Schnellbusse und Eilbusse können ein dichtes Netz bilden. Es ist psychologisch untersucht, dass viele Halte und Fahrgastwechsel Stress für die Fahrgäste sind. Also Schnellbusse, die nicht überall halten. Warum nicht sogar parallel zu den Stadtbus-Linien! Mit Haltestellen-Abständen wie eine U-Bahn. Also Eilbusse, die bestimmte Verkehrsbeziehungen bedienen. Mit Einsammeln der Fahrgäste in einem Bereich (z.B. Bramfeld oder Steilshoop) und dann direktem Transport ohne Halt nach Barmbek, dort Halt einmal im Einkaufszentrum, einmal am Bahnhof. Ebenso in Lurup, Eidelstedt, etc.
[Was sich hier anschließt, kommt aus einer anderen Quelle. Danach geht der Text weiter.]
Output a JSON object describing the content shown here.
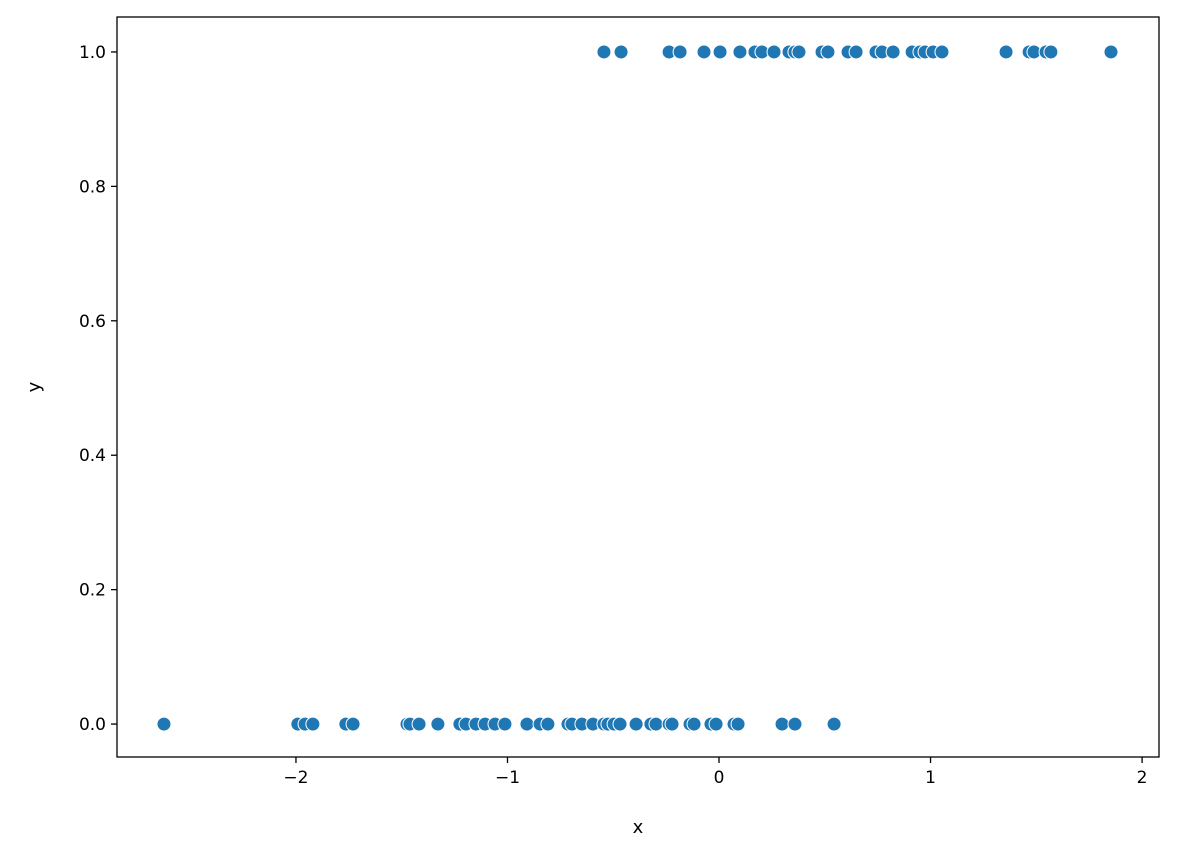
{
  "chart_data": {
    "type": "scatter",
    "title": "",
    "xlabel": "x",
    "ylabel": "y",
    "xlim": [
      -2.846,
      2.08
    ],
    "ylim": [
      -0.049,
      1.052
    ],
    "xticks": [
      -2,
      -1,
      0,
      1,
      2
    ],
    "xtick_labels": [
      "−2",
      "−1",
      "0",
      "1",
      "2"
    ],
    "yticks": [
      0.0,
      0.2,
      0.4,
      0.6,
      0.8,
      1.0
    ],
    "ytick_labels": [
      "0.0",
      "0.2",
      "0.4",
      "0.6",
      "0.8",
      "1.0"
    ],
    "grid": false,
    "marker_color": "#1f77b4",
    "series": [
      {
        "x": [
          -0.544,
          -0.463,
          -0.236,
          -0.184,
          -0.071,
          0.005,
          0.099,
          0.17,
          0.203,
          0.26,
          0.331,
          0.359,
          0.378,
          0.487,
          0.515,
          0.61,
          0.648,
          0.742,
          0.771,
          0.823,
          0.913,
          0.95,
          0.974,
          1.012,
          1.054,
          1.357,
          1.466,
          1.489,
          1.546,
          1.569,
          1.853
        ],
        "y": 1
      },
      {
        "x": [
          -2.624,
          -1.991,
          -1.957,
          -1.92,
          -1.764,
          -1.73,
          -1.475,
          -1.461,
          -1.418,
          -1.329,
          -1.225,
          -1.196,
          -1.149,
          -1.106,
          -1.059,
          -1.012,
          -0.908,
          -0.846,
          -0.809,
          -0.714,
          -0.695,
          -0.648,
          -0.596,
          -0.544,
          -0.525,
          -0.496,
          -0.468,
          -0.392,
          -0.322,
          -0.298,
          -0.236,
          -0.222,
          -0.137,
          -0.118,
          -0.038,
          -0.014,
          0.071,
          0.09,
          0.298,
          0.359,
          0.544
        ],
        "y": 0
      }
    ]
  }
}
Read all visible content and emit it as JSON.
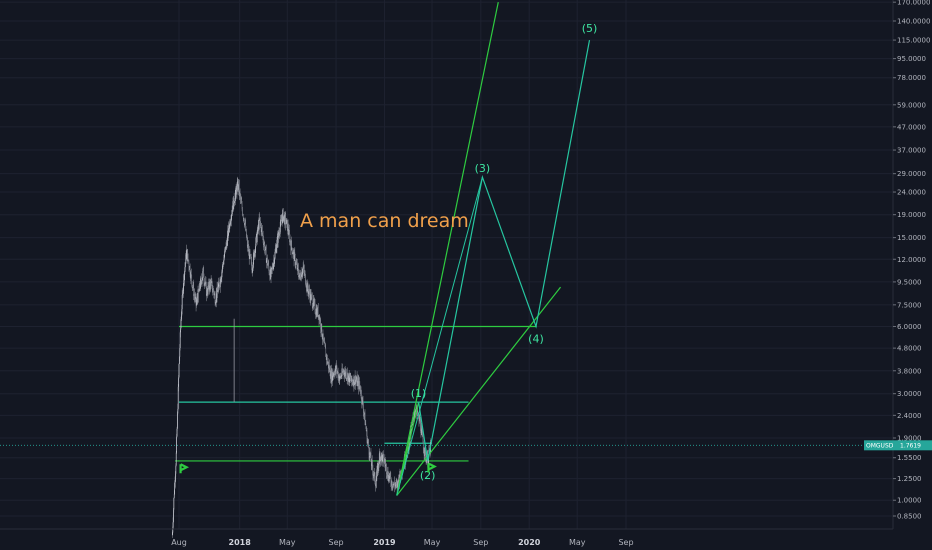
{
  "chart_data": {
    "type": "candlestick",
    "instrument_label": "OMGUSD",
    "current_price": "1.7619",
    "annotation": "A man can dream",
    "y_scale": "log",
    "y_ticks": [
      "170.0000",
      "140.0000",
      "115.0000",
      "95.0000",
      "78.0000",
      "59.0000",
      "47.0000",
      "37.0000",
      "29.0000",
      "24.0000",
      "19.0000",
      "15.0000",
      "12.0000",
      "9.5000",
      "7.5000",
      "6.0000",
      "4.8000",
      "3.8000",
      "3.0000",
      "2.4000",
      "1.9000",
      "1.5500",
      "1.2500",
      "1.0000",
      "0.8500"
    ],
    "x_ticks": [
      {
        "label": "Aug",
        "date": "2017-08-01",
        "bold": false
      },
      {
        "label": "2018",
        "date": "2018-01-01",
        "bold": true
      },
      {
        "label": "May",
        "date": "2018-05-01",
        "bold": false
      },
      {
        "label": "Sep",
        "date": "2018-09-01",
        "bold": false
      },
      {
        "label": "2019",
        "date": "2019-01-01",
        "bold": true
      },
      {
        "label": "May",
        "date": "2019-05-01",
        "bold": false
      },
      {
        "label": "Sep",
        "date": "2019-09-01",
        "bold": false
      },
      {
        "label": "2020",
        "date": "2020-01-01",
        "bold": true
      },
      {
        "label": "May",
        "date": "2020-05-01",
        "bold": false
      },
      {
        "label": "Sep",
        "date": "2020-09-01",
        "bold": false
      }
    ],
    "price_path": [
      [
        "2017-07-15",
        0.7
      ],
      [
        "2017-07-20",
        1.1
      ],
      [
        "2017-07-25",
        1.6
      ],
      [
        "2017-08-01",
        4.0
      ],
      [
        "2017-08-06",
        6.5
      ],
      [
        "2017-08-12",
        9.5
      ],
      [
        "2017-08-20",
        13.0
      ],
      [
        "2017-08-28",
        11.0
      ],
      [
        "2017-09-05",
        9.0
      ],
      [
        "2017-09-13",
        7.5
      ],
      [
        "2017-09-22",
        9.0
      ],
      [
        "2017-10-01",
        10.5
      ],
      [
        "2017-10-10",
        8.5
      ],
      [
        "2017-10-20",
        9.5
      ],
      [
        "2017-11-01",
        8.0
      ],
      [
        "2017-11-12",
        9.5
      ],
      [
        "2017-11-22",
        12.0
      ],
      [
        "2017-12-01",
        15.0
      ],
      [
        "2017-12-10",
        19.0
      ],
      [
        "2017-12-20",
        23.0
      ],
      [
        "2017-12-28",
        26.0
      ],
      [
        "2018-01-05",
        21.0
      ],
      [
        "2018-01-13",
        18.0
      ],
      [
        "2018-01-20",
        14.0
      ],
      [
        "2018-02-01",
        11.0
      ],
      [
        "2018-02-10",
        14.0
      ],
      [
        "2018-02-20",
        18.0
      ],
      [
        "2018-03-01",
        15.0
      ],
      [
        "2018-03-10",
        12.0
      ],
      [
        "2018-03-20",
        10.0
      ],
      [
        "2018-04-01",
        13.0
      ],
      [
        "2018-04-10",
        16.0
      ],
      [
        "2018-04-20",
        19.0
      ],
      [
        "2018-05-01",
        17.0
      ],
      [
        "2018-05-10",
        14.0
      ],
      [
        "2018-05-20",
        12.0
      ],
      [
        "2018-06-01",
        10.0
      ],
      [
        "2018-06-10",
        11.0
      ],
      [
        "2018-06-20",
        9.0
      ],
      [
        "2018-07-01",
        8.0
      ],
      [
        "2018-07-10",
        7.2
      ],
      [
        "2018-07-20",
        6.8
      ],
      [
        "2018-08-01",
        5.0
      ],
      [
        "2018-08-10",
        4.2
      ],
      [
        "2018-08-20",
        3.6
      ],
      [
        "2018-09-01",
        3.9
      ],
      [
        "2018-09-10",
        3.5
      ],
      [
        "2018-09-20",
        3.8
      ],
      [
        "2018-10-01",
        3.6
      ],
      [
        "2018-10-10",
        3.4
      ],
      [
        "2018-10-20",
        3.5
      ],
      [
        "2018-11-01",
        3.2
      ],
      [
        "2018-11-10",
        2.5
      ],
      [
        "2018-11-20",
        1.8
      ],
      [
        "2018-12-01",
        1.4
      ],
      [
        "2018-12-10",
        1.2
      ],
      [
        "2018-12-20",
        1.6
      ],
      [
        "2019-01-01",
        1.5
      ],
      [
        "2019-01-10",
        1.3
      ],
      [
        "2019-01-20",
        1.2
      ],
      [
        "2019-02-01",
        1.15
      ],
      [
        "2019-02-10",
        1.3
      ],
      [
        "2019-02-20",
        1.5
      ],
      [
        "2019-03-01",
        1.7
      ],
      [
        "2019-03-10",
        2.1
      ],
      [
        "2019-03-20",
        2.6
      ],
      [
        "2019-04-01",
        2.2
      ],
      [
        "2019-04-10",
        1.7
      ],
      [
        "2019-04-20",
        1.5
      ],
      [
        "2019-04-28",
        1.76
      ]
    ],
    "horizontal_lines": [
      {
        "y": 6.0,
        "from": "2017-08-01",
        "to": "2020-01-20",
        "color": "#2ecc40"
      },
      {
        "y": 2.75,
        "from": "2017-08-01",
        "to": "2019-08-01",
        "color": "#26c6a0"
      },
      {
        "y": 1.5,
        "from": "2017-07-22",
        "to": "2019-08-01",
        "color": "#2ecc40"
      },
      {
        "y": 1.8,
        "from": "2019-01-01",
        "to": "2019-05-01",
        "color": "#26c6a0"
      }
    ],
    "trend_lines": [
      {
        "from": [
          "2019-02-01",
          1.05
        ],
        "to": [
          "2019-10-15",
          170.0
        ],
        "color": "#2ecc40"
      },
      {
        "from": [
          "2019-02-01",
          1.05
        ],
        "to": [
          "2020-03-20",
          9.0
        ],
        "color": "#2ecc40"
      },
      {
        "from": [
          "2019-02-01",
          1.05
        ],
        "to": [
          "2019-03-28",
          2.75
        ],
        "color": "#2ecc40"
      }
    ],
    "wave_projection": {
      "color": "#26c6a0",
      "points": [
        [
          "2019-03-28",
          2.75
        ],
        [
          "2019-04-20",
          1.5
        ],
        [
          "2019-09-05",
          28.0
        ],
        [
          "2020-01-18",
          6.0
        ],
        [
          "2020-06-01",
          115.0
        ]
      ],
      "labels": [
        {
          "text": "(1)",
          "date": "2019-03-28",
          "price": 2.75,
          "dy": -5
        },
        {
          "text": "(2)",
          "date": "2019-04-20",
          "price": 1.5,
          "dy": 18
        },
        {
          "text": "(3)",
          "date": "2019-09-05",
          "price": 28.0,
          "dy": -5
        },
        {
          "text": "(4)",
          "date": "2020-01-18",
          "price": 6.0,
          "dy": 16
        },
        {
          "text": "(5)",
          "date": "2020-06-01",
          "price": 115.0,
          "dy": -8
        }
      ]
    },
    "grid": true,
    "colors": {
      "background": "#131722",
      "grid": "#1e2230",
      "up": "#d1d4dc",
      "down": "#d1d4dc",
      "price_tag": "#26a69a",
      "annotation": "#f0a04b"
    }
  }
}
Busse müssen auch nicht so furchtbar billige Klapperkisten sein. Die Industrie kann viel besseres liefern, siehe die Schnellbusse: ruhigerer Motorlauf, komfortable Federung, echte Sitze, Heizungen. Und das geht sicher noch besser. Wir brauchen also keine Busse Erster und Zweiter Klasse? Warum dann nicht nur noch die besseren beschaffen! Das ist wie damals bei der Abschaffung der 1. Klasse in der S-Bahn: “Natürlich” ist nicht die 2. Klasse auf den Stand der 1. Klasse gebracht worden, nein, nein, sondern umgekehrt.

@ JH

Soso Busse sind also kostengünstig. Du willst allen ernstes mit Bussen Schienenverkehrssysteme ersetzen? Blödsinn! Ein solobus kostet ca. 340.000 €. Der hält dann etwa 7 Jahre und bietet Platz für etwa 130 Fahrgäste. Ein Stadtbahn- oder U-Bahn Wagen bietet 400 (flexity) bzw 800 (DT4) Fahrgästen Platz. Um an die Leistung EINER straßenbahn heran zu kommen brauche ich also 2-3 Busse inkulsive Fahrer, der den größten Kostenpunkt darstellt. Noch dazu muss ich den Bus nach spätestens 7 Jahren ersetzen, während die Straßenbahn gut und gerne 30 Jahre hält. Manche sogar über 40. Anders ausgedrückt ich müsste alleine für das Fahrzeug im Busbetrieb 2,7 Mio. ausgeben um eine Straßenbahn auf ihre gesamte Lebensdauer gerechnet zu ersetzen. Dabei bleibt nun unberücksichtigt dass eine Straßenbahn besser beschleunigt, weniger Personal benötigt, in der Regel mit weniger Umläufen auskommt und in der Wartung günstiger ist. Auch der Schienenbonus ist unberücksichtigt. Zum Vergleich: Ein Straßenbahnwagen kostet zwischen 2,5 und 3,5 Mio.
Habe ich dich wirklich richtig verstanden? Also für micht besteht gar kein Zweifel daran dass es absolut norwendig ist die M5 durch ein Schienensystem zu ersetzen!

Wenn ich die Äu8erungen von SPD Parlamentariern zum Thema Stadtbahn höre kommt der Verdacht auf, dass man die Vorteile dieses Verkehrsmittels gar nicht wahrhaben will und deshalb krampfhaft nicht vorhandene Nachteile sucht. Vor vierzig Jahren sagte der Senator für Wirtschaft und Verkehr als sich unter den Bürgern Wiederstand gegen die Einstellung der Straßenbahn formierte: ,,die Wünsche der Bürger sind nostalgisch wir wissen was gut und richtig ist und das wird gemacht” und heute sagt der Vorsitzende des Verkehrsausschusses (SPD) wir können über alles diskutieren nur nicht über die Stadtbahn.